Times Headline on Dead Sea tablet casts doubt on lucidity of Times editors

by Kurt Schulzke on August 5, 2008

Strange but true.  The Times of London last month (see headline below) announced,”The death and resurrection of Christ has been called into question by a radical new interpretation of a tablet found on the eastern bank of the Dead Sea.” Huh?  This “radical new interpretation” is neither radical nor new but it is a comedic non sequitur.

The logic (actually, illogic) behind the headline goes like this:

[A] three-foot stone tablet [discovered near the Dead Sea and purported to be 2,000 years old] appears to refer to a Messiah who rises from the grave three days after his death - even though it was written decades before the birth of Jesus . . .

Israel Knohl, a biblical studies professor at the Hebrew University of Jerusalem, argued yesterday that line 80 of the text revealed Gabriel telling an historic Jewish rebel named Simon, who was killed by the Romans four years before the birth of Christ: “In three days you shall live, I, Gabriel, command you.”

Professor Knohl contends that the tablet proves that messianic followers possessed the paradigm of their leader rising from the grave before Jesus was born. . .

. . . and, therefore, Jesus of Nazareth or His followers just made it look like Jesus rose on the third day.  Right.

{ 2 comments… read them below or add one }

TxBluesMan 08.05.08 at 12:00 pm

Actually the correct term is Jesus the Nazirite - the town of Nazareth wasn’t established until well after the reported death of Jesus, with settlement after the First Jewish War (c. 70 A.D.).

Nazirites were a Jewish sect that took special vows of abstention from wine, not cutting the hair, and not approaching dead bodies.

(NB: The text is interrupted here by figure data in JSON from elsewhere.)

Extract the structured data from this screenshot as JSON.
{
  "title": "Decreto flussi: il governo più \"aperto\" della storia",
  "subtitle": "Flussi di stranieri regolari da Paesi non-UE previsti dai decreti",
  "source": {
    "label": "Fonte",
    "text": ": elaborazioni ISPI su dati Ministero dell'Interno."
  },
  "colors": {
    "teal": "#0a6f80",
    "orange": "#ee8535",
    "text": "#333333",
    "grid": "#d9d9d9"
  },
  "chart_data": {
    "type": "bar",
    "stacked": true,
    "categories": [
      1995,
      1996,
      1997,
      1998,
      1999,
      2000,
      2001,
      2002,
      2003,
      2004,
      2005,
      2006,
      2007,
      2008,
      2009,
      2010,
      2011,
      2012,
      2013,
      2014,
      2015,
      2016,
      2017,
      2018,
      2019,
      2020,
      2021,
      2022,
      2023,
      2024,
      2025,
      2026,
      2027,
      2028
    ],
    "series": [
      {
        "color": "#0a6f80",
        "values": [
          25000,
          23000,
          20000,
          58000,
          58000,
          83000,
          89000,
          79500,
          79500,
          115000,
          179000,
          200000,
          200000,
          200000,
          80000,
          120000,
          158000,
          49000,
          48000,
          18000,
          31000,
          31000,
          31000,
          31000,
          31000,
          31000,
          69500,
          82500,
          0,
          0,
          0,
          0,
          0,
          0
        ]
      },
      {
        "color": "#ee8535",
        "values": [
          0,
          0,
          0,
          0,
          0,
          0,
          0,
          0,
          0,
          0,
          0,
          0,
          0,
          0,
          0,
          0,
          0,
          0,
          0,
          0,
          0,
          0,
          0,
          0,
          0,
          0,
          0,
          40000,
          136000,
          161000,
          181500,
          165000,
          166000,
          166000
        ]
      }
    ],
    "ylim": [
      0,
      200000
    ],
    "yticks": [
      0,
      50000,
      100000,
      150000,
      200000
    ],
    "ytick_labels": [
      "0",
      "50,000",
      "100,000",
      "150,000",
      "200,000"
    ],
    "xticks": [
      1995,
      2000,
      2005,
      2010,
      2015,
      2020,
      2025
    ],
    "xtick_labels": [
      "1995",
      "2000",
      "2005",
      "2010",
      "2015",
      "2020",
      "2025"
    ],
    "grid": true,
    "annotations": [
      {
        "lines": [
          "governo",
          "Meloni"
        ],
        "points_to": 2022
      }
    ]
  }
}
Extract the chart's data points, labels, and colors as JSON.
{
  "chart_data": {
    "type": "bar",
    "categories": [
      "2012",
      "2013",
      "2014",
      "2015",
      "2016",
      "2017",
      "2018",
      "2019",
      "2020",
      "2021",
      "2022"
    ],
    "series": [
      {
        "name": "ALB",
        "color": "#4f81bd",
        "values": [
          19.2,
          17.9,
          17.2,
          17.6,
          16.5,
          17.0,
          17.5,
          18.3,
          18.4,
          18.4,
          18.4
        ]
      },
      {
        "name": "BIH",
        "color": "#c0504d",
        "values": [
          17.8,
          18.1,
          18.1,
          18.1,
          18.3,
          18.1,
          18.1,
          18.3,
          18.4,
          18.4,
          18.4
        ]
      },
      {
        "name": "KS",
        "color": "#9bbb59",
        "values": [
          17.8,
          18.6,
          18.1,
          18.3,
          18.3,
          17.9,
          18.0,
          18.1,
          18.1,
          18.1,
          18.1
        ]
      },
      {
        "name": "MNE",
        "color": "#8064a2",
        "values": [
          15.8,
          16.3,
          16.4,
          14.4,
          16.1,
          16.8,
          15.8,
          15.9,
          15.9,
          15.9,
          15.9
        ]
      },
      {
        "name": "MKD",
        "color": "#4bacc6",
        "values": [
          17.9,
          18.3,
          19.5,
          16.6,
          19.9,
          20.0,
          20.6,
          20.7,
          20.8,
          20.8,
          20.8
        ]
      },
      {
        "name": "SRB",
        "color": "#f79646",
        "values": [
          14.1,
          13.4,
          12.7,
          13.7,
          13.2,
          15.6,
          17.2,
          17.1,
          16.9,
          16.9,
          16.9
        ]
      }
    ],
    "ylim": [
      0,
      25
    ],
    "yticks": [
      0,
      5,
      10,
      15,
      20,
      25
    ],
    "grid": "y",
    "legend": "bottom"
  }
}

The abstention period ends with the Nazirite being immersed in water, and it is a known fact that John the Baptist was a Nazirite (see Luke 1:15).

Jesus of Nazareth is from a mis-translation from the Hebrew and Greek.

I’m not commenting on the correctness or error of the main point of the article.

Gravitas 08.05.08 at 12:21 pm

Are these scholars unaware that the Book of Isaiah prophesies specifics about the Messiah, i.e., Christ, and that the oldest copy of that Old Testament document has been radiocarbon dated to approximately 200 BC? In other words, it was written or transcribed before the life of Christ.

The term that applies is prophecy. Garbled in the tablet, perhaps by time and memory, but containing elements of accuracy, like many of the Apocrypha. Messianic prophetic traditions are well documented among Jews before the time of Christ; this is just a variation on the theme. More than one Messiah (”Anointed One”) was anticipated — Messiah ben David, who we would understand to be Christ, and Messiah ben Joseph, who would be of the tribe of Joseph (Ephraim or Manasseh’s descendants are named in some traditions.

That oldest Isaiah text was also found near the Dead Sea, in the caves of Qumran, probably within sight of the tablet mentioned. Its discovery and subsequent pre-Christian dating upset all sorts of Biblical scholarship.